The match was tight the entire way, featuring three sets of back-to-back service breaks. Notre Dame held easily to begin the match and then converted on their second break point on Sainz' serve to go up 2-0. Fresno State - as it would all day - answered immediately, losing just one point en route to breaking Christian Thompson to get back on serve. The Irish saved a pair of break points at 2-2 and went to deuce twice at 4-4, but then broke through for another break of Sainz - after being down 30-0 - to make it 6-4. The Thompsons went up 30-0 on Christian's serve in the next game, but Fresno State would rally and break back on an overhead winner by Sainz to get back on serve. Sainz and Winterhalter also had a pair of break points on Catrina Thompson's serve at 6-6, but could not convert them. A Sainz net error and a backhand pass by Catrina erased them, and then consecutive volley winners from Christian Thompson ended the game.

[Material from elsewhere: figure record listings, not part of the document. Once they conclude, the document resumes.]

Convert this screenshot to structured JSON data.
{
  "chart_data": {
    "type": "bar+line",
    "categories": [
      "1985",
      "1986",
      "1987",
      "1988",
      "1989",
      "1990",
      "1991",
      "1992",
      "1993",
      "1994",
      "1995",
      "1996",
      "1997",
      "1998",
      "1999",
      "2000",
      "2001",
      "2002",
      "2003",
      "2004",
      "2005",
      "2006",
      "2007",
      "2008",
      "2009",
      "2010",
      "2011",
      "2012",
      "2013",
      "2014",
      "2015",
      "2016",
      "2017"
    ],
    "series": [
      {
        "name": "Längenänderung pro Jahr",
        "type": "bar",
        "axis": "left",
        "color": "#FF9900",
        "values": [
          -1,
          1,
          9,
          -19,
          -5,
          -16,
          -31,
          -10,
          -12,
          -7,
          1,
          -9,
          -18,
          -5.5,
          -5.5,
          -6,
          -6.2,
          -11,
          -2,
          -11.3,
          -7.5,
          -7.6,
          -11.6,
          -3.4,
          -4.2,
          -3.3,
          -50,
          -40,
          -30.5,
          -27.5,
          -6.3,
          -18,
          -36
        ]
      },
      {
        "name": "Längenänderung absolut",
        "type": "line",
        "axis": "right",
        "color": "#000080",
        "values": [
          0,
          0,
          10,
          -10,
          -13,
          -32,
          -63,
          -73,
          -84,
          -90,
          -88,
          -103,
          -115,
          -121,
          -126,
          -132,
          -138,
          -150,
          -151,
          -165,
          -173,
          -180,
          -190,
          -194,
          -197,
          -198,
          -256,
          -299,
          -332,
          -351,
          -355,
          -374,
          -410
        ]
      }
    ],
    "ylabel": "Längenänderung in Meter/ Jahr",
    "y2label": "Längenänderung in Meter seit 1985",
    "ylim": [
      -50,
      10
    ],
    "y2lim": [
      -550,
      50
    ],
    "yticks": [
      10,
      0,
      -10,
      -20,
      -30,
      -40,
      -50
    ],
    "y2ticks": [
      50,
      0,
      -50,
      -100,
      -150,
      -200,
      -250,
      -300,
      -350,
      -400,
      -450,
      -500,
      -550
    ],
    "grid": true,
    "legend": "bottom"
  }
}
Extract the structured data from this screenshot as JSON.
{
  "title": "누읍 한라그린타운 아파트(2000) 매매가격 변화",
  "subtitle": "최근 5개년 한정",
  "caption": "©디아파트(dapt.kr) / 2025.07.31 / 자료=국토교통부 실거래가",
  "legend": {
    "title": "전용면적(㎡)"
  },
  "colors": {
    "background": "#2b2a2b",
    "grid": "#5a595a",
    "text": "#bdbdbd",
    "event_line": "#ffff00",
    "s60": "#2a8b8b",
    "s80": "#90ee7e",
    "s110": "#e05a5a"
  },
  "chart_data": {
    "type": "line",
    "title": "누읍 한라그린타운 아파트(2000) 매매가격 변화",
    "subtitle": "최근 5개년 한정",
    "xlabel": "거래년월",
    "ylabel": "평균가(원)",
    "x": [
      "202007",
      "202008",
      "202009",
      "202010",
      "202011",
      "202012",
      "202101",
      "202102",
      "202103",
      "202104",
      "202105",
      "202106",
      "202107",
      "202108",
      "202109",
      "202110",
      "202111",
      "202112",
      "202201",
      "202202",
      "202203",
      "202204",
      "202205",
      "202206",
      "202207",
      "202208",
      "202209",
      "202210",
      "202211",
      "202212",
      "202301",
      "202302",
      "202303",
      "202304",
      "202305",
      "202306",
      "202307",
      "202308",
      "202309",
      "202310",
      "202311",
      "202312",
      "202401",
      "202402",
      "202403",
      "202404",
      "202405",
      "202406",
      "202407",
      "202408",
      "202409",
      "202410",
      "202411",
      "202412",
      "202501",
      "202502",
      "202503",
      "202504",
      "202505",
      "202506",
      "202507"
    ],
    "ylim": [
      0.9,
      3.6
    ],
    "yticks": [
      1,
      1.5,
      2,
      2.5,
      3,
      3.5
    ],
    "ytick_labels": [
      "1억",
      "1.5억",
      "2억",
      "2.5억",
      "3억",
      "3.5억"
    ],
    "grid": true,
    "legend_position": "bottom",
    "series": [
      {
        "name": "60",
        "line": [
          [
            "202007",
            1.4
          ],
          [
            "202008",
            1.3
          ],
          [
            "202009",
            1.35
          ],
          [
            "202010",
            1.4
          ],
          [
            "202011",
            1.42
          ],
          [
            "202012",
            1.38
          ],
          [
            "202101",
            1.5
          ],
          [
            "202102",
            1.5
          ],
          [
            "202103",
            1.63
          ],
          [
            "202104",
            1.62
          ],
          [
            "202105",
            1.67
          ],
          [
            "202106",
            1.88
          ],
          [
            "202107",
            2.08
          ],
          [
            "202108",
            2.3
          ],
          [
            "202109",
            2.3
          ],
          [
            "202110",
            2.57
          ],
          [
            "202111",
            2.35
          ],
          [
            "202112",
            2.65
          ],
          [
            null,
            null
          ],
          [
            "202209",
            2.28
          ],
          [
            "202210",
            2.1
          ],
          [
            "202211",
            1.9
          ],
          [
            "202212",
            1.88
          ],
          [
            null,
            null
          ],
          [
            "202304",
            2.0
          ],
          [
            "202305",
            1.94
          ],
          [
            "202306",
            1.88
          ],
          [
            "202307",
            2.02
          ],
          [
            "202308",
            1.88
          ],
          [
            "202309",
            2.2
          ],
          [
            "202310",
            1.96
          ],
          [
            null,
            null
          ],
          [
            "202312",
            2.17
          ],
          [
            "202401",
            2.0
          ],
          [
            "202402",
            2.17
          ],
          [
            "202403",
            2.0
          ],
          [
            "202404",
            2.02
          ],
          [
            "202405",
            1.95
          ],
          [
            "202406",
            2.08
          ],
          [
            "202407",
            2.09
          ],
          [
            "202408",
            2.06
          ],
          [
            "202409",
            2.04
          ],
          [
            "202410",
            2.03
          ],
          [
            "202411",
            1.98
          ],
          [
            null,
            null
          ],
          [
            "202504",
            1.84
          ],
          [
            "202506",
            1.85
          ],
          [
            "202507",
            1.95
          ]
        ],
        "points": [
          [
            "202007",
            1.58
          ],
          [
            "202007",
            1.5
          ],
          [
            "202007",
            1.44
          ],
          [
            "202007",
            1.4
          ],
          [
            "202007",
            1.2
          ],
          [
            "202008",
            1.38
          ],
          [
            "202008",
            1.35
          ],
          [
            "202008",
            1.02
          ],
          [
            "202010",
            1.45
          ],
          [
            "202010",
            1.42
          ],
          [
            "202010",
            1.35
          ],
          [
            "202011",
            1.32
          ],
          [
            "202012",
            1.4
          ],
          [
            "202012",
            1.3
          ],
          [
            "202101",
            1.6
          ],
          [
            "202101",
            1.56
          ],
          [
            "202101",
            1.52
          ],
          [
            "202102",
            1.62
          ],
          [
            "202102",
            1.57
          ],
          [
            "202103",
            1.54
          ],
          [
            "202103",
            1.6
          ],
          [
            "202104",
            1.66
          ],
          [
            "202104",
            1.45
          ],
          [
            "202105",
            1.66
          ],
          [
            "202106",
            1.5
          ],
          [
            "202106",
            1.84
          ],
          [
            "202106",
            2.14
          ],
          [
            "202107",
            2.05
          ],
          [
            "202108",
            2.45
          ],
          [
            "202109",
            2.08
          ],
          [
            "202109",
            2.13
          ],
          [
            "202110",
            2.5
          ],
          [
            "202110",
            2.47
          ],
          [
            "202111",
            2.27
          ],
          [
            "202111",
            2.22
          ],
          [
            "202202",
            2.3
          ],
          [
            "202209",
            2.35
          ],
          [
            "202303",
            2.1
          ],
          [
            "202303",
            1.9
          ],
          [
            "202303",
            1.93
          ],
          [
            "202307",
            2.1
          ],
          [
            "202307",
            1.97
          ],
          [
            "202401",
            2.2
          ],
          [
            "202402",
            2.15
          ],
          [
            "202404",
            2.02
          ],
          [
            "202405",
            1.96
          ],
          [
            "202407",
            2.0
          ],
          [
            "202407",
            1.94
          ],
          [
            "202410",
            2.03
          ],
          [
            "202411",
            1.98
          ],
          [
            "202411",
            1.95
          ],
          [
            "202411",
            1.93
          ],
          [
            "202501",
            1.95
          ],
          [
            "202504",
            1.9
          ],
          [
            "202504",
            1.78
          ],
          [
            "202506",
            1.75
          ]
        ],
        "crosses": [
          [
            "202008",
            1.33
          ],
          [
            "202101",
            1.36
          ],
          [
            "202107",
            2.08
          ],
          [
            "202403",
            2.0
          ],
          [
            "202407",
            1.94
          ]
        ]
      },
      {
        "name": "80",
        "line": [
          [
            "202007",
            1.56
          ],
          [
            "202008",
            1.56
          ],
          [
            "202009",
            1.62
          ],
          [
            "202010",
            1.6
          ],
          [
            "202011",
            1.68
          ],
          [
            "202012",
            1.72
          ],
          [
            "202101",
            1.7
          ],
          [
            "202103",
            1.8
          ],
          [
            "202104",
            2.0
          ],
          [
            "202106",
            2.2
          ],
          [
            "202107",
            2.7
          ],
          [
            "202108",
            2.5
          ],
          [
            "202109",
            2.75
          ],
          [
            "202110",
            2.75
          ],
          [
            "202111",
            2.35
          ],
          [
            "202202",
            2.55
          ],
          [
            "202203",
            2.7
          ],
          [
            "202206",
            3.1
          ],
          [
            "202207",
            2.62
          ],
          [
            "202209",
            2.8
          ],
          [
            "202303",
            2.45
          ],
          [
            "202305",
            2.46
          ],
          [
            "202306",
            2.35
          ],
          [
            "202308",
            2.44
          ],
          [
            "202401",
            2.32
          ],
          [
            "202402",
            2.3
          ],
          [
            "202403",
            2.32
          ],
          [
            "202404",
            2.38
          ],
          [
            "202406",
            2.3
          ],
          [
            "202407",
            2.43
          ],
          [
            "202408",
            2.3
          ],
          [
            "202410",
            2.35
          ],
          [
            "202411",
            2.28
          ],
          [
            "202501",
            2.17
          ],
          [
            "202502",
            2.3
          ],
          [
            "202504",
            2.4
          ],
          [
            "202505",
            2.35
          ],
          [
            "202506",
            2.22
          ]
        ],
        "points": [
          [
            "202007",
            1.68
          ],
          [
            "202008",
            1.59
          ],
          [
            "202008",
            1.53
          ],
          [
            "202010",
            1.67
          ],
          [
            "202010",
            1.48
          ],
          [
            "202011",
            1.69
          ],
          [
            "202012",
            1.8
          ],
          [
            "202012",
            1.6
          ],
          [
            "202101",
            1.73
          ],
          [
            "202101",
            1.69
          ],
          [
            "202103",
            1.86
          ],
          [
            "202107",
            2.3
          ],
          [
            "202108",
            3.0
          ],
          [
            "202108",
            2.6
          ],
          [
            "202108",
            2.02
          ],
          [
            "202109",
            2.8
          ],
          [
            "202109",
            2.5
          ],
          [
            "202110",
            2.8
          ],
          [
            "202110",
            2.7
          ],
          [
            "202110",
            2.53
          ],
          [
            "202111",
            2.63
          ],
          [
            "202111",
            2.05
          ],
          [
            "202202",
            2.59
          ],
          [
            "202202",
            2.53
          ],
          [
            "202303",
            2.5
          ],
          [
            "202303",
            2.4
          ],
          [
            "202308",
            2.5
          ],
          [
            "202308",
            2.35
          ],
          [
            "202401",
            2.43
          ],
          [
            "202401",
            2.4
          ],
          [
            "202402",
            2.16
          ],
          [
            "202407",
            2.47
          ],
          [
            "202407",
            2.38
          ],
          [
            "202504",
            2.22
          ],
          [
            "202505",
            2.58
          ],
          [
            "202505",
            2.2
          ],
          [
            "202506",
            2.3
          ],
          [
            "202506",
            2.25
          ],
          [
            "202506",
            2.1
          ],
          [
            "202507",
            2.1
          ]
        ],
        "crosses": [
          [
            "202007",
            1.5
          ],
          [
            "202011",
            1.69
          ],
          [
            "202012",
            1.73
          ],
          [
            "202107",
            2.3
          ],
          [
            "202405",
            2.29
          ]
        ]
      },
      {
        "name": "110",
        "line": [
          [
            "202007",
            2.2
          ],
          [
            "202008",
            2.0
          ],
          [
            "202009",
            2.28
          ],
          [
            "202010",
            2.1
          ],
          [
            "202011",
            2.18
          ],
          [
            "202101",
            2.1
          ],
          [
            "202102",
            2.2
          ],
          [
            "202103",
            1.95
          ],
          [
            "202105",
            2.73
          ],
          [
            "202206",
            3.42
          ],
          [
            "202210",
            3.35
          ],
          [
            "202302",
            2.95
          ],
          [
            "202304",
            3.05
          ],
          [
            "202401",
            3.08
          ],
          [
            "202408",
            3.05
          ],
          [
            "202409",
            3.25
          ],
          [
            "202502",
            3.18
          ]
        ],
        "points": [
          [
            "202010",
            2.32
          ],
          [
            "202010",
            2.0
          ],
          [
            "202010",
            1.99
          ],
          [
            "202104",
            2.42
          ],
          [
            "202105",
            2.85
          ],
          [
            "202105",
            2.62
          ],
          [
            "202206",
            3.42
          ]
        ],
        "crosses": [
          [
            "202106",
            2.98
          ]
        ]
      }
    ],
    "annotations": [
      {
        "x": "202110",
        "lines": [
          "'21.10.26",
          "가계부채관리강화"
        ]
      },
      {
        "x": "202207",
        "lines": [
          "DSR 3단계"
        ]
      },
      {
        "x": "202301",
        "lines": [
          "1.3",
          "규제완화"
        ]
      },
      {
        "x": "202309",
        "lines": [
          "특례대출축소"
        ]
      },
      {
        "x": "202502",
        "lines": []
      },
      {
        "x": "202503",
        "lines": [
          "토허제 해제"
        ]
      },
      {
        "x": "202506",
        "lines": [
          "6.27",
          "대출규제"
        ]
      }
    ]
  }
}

The Thompsons are the first team from any school to reach the title match of the ITA All-American Championships in consecutive years and come away with a title. Each of the three previous back-to-back finalists had gone winless in both attempts. Notre Dame - which knocked off three top-seven teams to reach the final - lost just 16 total games in the tournament, the second-fewest ever by a doubles champion, behind only the 11 surrendered by Sarah Riske and Aleke Tsoubanos of Vanderbilt in 2002. The Irish opened with an 8-0 victory over the seventh-ranked team of Gabrielle Duch and Neyssa Etienne of South Florida. The twins beat #6 Alice Barnes/Anne Yelsey of Stanford 9-7 on Friday and came back with an 8-1 triumph against #3 Iva Gersic/Maja Kovacek of New Mexico in the semifinals.
The Bulldogs saw their outstanding run in the tournament end. Sainz and Winterhalter cruised their way through qualifying with upsets of teams ranked 16th, 20th, and 36th nationally, and then knocked off the #8 and #11 squads in the main draw before shocking the top-ranked team in college tennis, Caroline Basu and Shadisha Robinson of Georgia, in Saturday's semifinals.
Catrina and Christian are the second set of twins from any school - and the first in the All-Americans - ever to win an ITA national championship, following Tami and Teri Whitlinger of Stanford, who won the 1989 ITA National Intercollegiate Indoor Championships.
The Thompsons - who have been among the final four teams remaining in three of the last four grand slams - improved to 11-4 in their careers in grand slam events. They are now 7-1 in the All-American Championships after Irish competitors had been just 2-5 in its doubles main draw prior to that.